Page tree
Skip to end of metadata
Go to start of metadata

The Clustrix Rebalancer is designed to run automatically as a background process to rebalance data across the cluster. The following section describes how you can tune and monitor the rebalancer, but the majority of deployments should not require user intervention to maintain data distribution.

The Rebalancer is managed primarily through a set of global variables, and can be monitored through several system tables (or vrels). As described in the Rebalancer section, the rebalancer applies a number of actions such as copying replicas, moving replicas, and splitting slices in order to maintain an optimal distribution of data on the cluster. It is designed to perform these operations in a manner that minimizes impact to user queries, and requires little administrative action. However, there may be circumstances where you wish to either increase or decrease the aggressiveness of the rebalancer, such as quickly rebalancing the cluster after node addition or eliminating any possible interference with user queries during periods of heavy load.

The sections below will discuss monitoring of rebalancer behavior, and specific use cases of rebalancer tuning.  

Rebalancer Monitoring

The table rebalancer_activity_log maintains a record of current and past rebalancer work. To see recent activity, order by started, as shown below. You can also filter for currently executing rebalancer actions with WHERE finished IS NULL.

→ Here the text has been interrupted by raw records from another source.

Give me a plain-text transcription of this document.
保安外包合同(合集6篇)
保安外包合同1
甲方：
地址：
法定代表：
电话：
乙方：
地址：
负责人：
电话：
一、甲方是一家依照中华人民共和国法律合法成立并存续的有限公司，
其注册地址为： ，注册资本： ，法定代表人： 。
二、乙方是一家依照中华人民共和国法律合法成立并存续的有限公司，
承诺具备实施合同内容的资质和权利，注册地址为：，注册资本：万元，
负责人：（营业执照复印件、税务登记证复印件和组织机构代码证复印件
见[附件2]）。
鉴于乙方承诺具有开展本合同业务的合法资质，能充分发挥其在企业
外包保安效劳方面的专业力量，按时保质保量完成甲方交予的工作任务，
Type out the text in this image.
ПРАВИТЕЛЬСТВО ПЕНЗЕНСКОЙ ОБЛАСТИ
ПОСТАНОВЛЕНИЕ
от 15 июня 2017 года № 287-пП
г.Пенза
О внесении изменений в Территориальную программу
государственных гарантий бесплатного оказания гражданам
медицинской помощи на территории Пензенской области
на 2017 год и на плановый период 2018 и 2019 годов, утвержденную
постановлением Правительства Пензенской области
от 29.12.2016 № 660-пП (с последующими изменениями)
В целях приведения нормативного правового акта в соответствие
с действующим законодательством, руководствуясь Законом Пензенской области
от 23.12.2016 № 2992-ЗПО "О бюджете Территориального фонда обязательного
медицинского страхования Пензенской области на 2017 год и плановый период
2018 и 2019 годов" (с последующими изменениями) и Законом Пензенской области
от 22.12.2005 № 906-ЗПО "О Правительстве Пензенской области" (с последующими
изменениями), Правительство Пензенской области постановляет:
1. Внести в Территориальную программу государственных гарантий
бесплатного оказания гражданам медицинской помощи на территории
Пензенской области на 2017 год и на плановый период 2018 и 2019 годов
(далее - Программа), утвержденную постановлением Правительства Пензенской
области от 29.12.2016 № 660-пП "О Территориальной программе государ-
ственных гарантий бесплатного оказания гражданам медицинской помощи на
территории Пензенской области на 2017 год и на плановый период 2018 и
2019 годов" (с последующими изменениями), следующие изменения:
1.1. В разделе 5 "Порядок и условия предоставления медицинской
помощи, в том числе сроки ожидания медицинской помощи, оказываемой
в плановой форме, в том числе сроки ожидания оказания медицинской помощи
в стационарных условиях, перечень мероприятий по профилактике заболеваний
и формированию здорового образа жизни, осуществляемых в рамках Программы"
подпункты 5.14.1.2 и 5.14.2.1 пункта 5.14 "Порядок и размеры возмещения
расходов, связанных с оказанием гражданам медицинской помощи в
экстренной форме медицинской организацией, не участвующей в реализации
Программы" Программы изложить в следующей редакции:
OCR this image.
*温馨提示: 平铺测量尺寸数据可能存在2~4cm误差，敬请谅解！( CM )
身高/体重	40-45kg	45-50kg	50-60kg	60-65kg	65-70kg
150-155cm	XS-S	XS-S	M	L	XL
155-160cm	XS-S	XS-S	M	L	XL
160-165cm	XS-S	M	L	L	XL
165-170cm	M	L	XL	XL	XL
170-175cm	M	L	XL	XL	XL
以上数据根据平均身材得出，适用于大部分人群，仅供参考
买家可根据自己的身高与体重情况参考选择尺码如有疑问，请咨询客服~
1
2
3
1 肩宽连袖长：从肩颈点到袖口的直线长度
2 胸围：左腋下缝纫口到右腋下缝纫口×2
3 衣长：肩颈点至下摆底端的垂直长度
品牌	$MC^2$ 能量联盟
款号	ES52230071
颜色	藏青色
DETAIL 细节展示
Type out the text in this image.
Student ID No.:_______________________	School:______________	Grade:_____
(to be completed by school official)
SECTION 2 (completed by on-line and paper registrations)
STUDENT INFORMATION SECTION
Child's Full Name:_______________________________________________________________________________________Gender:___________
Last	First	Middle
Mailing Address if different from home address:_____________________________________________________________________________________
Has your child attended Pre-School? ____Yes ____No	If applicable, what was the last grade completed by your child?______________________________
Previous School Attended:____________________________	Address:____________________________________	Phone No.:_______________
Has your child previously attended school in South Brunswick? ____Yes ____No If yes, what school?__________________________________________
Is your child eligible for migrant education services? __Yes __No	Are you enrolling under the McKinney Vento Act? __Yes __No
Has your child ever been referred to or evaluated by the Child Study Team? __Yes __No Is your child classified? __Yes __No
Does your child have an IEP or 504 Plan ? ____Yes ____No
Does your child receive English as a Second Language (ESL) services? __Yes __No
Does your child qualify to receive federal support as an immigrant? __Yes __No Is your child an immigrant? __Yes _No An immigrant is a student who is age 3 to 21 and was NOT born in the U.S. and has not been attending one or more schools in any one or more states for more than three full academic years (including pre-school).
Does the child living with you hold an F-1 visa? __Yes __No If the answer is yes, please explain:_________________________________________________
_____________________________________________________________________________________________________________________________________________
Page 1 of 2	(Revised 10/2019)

Check recent Rebalancer activity
sql> select * from system.rebalancer_activity_log order by started desc limit 10; 
+---------------------+-------------+-----------------------------+----------+---------------+------------------------------+------------+---------------------+---------------------+-------+
| id                  | op          | reason                      | database | relation      | representation               | bytes      | started             | finished            | error |
+---------------------+-------------+-----------------------------+----------+---------------+------------------------------+------------+---------------------+---------------------+-------+
| 5832803107035702273 | rerank      | distribution read imbalance | statd    | statd_history | __idx_statd_history__PRIMARY |  236879872 | 2017-01-13 05:35:01 | 2017-01-13 05:35:01 | NULL  | 
| 5832802677131749377 | rerank      | distribution read imbalance | statd    | statd_history | __idx_statd_history__PRIMARY |  478674944 | 2017-01-13 05:33:21 | 2017-01-13 05:33:21 | NULL  | 
| 5832802504311179267 | slice split | slice too big               | statd    | statd_history | __idx_statd_history__PRIMARY |  473628672 | 2017-01-13 05:32:41 | 2017-01-13 05:34:08 | NULL  | 
| 5832791312486337538 | rerank      | distribution read imbalance | statd    | statd_history | __idx_statd_history__PRIMARY |  475987968 | 2017-01-13 04:49:15 | 2017-01-13 04:49:15 | NULL  | 
| 5832791036763671553 | slice split | slice too big               | statd    | statd_history | __idx_statd_history__PRIMARY | 1195999232 | 2017-01-13 04:48:11 | 2017-01-13 04:49:15 | NULL  | 
| 5832788503671368706 | rerank      | distribution read imbalance | statd    | statd_history | __idx_statd_history__PRIMARY |  754778112 | 2017-01-13 04:38:21 | 2017-01-13 04:38:21 | NULL  | 
| 5832788202047166465 | slice split | slice too big               | statd    | statd_history | __idx_statd_history__PRIMARY |  471269376 | 2017-01-13 04:37:11 | 2017-01-13 04:38:29 | NULL  | 
| 5832674257801927682 | rerank      | distribution read imbalance | statd    | statd_history | __idx_statd_history__PRIMARY |  754778112 | 2017-01-12 21:15:01 | 2017-01-12 21:15:01 | NULL  | 
| 5832673827981474818 | rerank      | distribution read imbalance | statd    | statd_history | __idx_statd_history__PRIMARY |  471400448 | 2017-01-12 21:13:21 | 2017-01-12 21:13:21 | NULL  | 
| 5832673526398766083 | slice split | slice too big               | statd    | statd_history | __idx_statd_history__PRIMARY |  755400704 | 2017-01-12 21:12:11 | 2017-01-12 21:13:43 | NULL  | 
+---------------------+-------------+-----------------------------+----------+---------------+------------------------------+------------+---------------------+---------------------+-------+
10 rows in set (0.32 sec)

For details such as target/destination for in-progress rebalancer actions, JOIN (using id) to rebalancer_activity_targets, rebalancer_copy_activity, or rebalancer_splits.  These are vrels (virtual relations, as opposed to actual tables), and so are only populated for the duration of the activity. 

Rebalancer Tuning

The aggressiveness of the rebalancer is controlled by several global variables. 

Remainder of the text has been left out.